Putting Reading First
Washington D.C.  -  Nancy Drew played a crucial role in raising my two daughters.  As Nancy Drew stumbled upon a new mystery in an old, abandoned house or at the beach on vacation with her family, my children explored the mystery of reading.  It was the most fundamental learning experience of their lives, and we shared it together.

 If not Nancy Drew, I am sure young parents in Southern Missouri might remember Tom Swift, Rumpelstiltskin, the Hardy Boys, Encyclopedia Brown, the Boxcar Children, or Paddington Bear.  These colorful characters had adventures that lasted much longer than a half-hour, commercial-interrupted TV show.  They lived in our imaginations, not in Hollywood.

 Our children don’t know these classics as well, but there are new characters just waiting to introduce them to reading – from The Pirate Pink to Eloise.

 We need their help more than ever, because a recent study by the Kaiser Foundation indicates that two-thirds of American children under the age of two spend more than two hours looking at a TV or computer screen every day.  On the other hand, children under the age of six only spend an average of 40 minutes per day reading or being read to. 
 As the days get shorter and cooler, our children inevitably spend more time inside.  Every parent wonders how to ease the transition from outdoor play to indoor play, from summer’s vacation to autumn’s return to school.  Reading is a year-round activity, but parents have an extra opportunity to read with their children when they begin spending more time indoors.

 Parental involvement plays a critical role in childhood literacy.  The National Institute on Literacy reports that only 36 percent of American children visit the public library with their parents once a month.  On the other hand, 81 percent of children are read to at least three times a week by their parents.  Every report on literacy is a mixture of good and bad news, but the reality is that only levels of 100 percent in both these categories will mean that every child is getting the reading attention that he or she needs to be a successful reader.
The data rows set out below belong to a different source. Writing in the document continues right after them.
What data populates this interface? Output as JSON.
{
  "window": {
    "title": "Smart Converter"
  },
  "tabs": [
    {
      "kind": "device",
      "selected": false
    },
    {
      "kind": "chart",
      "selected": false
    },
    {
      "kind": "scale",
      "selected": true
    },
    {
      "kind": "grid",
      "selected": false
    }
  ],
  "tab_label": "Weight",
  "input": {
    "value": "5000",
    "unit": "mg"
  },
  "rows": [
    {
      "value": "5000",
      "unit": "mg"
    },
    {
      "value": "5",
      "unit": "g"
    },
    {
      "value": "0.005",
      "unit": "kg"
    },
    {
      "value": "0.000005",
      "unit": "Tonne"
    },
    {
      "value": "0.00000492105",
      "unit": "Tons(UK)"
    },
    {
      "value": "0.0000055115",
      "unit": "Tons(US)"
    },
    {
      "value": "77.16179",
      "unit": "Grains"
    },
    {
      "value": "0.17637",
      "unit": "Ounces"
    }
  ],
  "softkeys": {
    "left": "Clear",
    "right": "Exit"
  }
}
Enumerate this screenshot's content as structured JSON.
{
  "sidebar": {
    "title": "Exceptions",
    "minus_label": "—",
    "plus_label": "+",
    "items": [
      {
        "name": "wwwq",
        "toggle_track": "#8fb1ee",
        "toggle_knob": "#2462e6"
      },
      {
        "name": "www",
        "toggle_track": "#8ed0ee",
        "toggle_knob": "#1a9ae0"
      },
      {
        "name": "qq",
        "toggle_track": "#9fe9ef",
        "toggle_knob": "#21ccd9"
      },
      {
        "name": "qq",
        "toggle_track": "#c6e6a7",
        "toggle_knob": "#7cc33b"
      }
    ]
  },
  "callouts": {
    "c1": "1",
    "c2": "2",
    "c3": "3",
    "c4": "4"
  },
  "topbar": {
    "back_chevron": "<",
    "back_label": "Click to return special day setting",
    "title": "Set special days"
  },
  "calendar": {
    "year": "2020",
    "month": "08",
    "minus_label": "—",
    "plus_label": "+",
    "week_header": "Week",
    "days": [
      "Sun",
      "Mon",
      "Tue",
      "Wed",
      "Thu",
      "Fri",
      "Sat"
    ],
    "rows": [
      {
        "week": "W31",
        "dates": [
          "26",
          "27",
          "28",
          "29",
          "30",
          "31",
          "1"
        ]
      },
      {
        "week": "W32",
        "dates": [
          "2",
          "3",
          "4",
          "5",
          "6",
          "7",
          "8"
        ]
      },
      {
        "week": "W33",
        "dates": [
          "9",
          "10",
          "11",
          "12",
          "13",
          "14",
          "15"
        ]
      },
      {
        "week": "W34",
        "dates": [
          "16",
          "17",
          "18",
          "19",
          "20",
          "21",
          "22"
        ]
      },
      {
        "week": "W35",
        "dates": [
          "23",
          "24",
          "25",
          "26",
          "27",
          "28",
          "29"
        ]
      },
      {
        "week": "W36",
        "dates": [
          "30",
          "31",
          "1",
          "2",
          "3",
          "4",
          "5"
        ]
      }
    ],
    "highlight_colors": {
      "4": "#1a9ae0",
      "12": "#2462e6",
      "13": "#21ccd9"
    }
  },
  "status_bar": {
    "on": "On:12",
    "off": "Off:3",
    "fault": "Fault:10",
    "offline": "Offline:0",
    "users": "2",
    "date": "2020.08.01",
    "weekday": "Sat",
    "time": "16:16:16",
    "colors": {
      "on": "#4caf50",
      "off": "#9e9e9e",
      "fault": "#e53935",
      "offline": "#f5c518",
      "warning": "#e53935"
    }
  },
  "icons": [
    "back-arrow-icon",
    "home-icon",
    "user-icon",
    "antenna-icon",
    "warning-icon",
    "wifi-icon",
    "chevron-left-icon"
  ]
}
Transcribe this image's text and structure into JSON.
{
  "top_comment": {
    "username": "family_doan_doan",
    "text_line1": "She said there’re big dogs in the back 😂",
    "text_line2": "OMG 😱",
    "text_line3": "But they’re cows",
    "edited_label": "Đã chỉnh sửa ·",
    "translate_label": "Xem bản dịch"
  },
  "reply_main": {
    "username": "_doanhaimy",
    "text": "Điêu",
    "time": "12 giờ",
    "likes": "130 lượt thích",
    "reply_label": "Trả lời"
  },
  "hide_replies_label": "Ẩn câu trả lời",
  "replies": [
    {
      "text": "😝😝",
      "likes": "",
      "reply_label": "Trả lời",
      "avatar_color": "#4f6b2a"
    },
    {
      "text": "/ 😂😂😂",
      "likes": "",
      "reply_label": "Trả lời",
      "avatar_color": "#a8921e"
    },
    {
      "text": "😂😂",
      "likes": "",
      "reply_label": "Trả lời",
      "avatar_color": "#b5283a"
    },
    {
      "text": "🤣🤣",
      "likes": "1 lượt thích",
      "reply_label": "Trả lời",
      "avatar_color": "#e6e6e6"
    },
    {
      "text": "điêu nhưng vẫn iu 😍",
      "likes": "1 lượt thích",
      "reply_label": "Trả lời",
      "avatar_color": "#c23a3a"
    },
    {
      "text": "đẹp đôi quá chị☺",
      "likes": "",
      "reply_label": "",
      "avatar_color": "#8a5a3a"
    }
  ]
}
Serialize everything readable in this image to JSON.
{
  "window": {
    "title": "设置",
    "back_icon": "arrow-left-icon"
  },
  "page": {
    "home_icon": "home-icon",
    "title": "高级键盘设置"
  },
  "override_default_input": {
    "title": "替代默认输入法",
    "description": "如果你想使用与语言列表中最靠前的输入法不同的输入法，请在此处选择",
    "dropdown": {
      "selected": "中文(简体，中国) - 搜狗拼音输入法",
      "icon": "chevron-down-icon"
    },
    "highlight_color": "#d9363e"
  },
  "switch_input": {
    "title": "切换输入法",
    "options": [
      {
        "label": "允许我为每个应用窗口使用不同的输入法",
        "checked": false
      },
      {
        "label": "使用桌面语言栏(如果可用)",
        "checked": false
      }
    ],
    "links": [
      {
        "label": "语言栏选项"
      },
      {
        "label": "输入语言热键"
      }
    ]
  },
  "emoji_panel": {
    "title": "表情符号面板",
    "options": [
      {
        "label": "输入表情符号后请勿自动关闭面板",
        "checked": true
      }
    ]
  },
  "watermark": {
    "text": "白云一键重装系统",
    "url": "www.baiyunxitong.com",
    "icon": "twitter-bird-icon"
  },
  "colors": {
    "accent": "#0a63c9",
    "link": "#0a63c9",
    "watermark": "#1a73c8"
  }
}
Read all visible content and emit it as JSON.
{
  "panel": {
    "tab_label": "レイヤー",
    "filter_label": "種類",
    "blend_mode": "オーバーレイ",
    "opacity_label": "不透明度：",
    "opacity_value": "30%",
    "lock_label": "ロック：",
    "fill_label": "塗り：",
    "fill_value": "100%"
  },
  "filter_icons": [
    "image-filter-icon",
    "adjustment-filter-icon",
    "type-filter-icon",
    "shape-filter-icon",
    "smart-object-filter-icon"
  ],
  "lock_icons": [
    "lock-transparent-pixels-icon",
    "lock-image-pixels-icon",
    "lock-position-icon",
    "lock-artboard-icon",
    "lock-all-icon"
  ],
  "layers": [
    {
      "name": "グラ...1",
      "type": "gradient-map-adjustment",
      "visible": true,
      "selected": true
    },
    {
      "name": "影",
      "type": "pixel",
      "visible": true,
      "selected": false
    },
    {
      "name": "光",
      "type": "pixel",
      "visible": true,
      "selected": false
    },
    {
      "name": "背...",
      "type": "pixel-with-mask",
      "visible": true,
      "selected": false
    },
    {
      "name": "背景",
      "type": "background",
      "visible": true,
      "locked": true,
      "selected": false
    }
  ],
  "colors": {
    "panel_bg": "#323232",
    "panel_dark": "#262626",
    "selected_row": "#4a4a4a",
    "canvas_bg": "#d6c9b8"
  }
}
 At an early age, experience with reading gives children great advantages when they begin school.  Later on in their youth, children get an active learning experience from books we cannot replicate with TV or even computers. 

 Sports, current events, religion, and even leisure take on a new angle when they are portrayed in print rather than on the TV.  Children learn how important it is to be able to show the details of an event with words rather than with pictures.  And the voice they hear relating these tales to them is a parent’s – not an unseen narrator from Studio City, much less a certain purple dinosaur.

 Sitting in front of the fireplace in your home, at a table in the children’s section of your public library, or even on the edge of the bed you tuck your child into at night, the time spent reading will pay off in the long run.

 But the prospect of making a daily quiet time for reading is daunting for some busy parents.  As difficult as it is to teach reading, the good news is that children learn best by observing.  All it takes is a book and less than a half hour to interest our sons and daughters in a lifelong skill.

 Here are some easy tips for parents who are reading with a young child:
  • Read together every day.
  • When reading a book where the print is large, point word by word as you read.
  • Read your child’s favorite book over and over again.
  • Read many stories with rhyming words and lines that repeat.
  • Discuss new words.
  • Stop and ask about the pictures and what is happening in the story.
  • Read from a variety of children’s books, including fairy tales, song books, poems, and information books.

In Missouri, 83 percent of the population is literate.  In some areas of our state, though, that statistic dips to nearly 50 percent.  On the whole, American students still lag behind students in Canada, New Zealand, and Finland in literacy skills.

Our challenge as parents is to greatly increase the pre-school exposure of our young children to reading, and raise that number considerably in the years to come. 
 We can reach that goal by working with our children to prepare them for school and for the world beyond. 

 To order a free copy of “A Child Becomes a Reader” from the U.S. Department of Education, call 1-877-433-7827 or visit them online at www.edpubs.org.  Also, you can find reading suggestions for your child at the Children’s Book Council at www.cbcbooks.org or at your local library.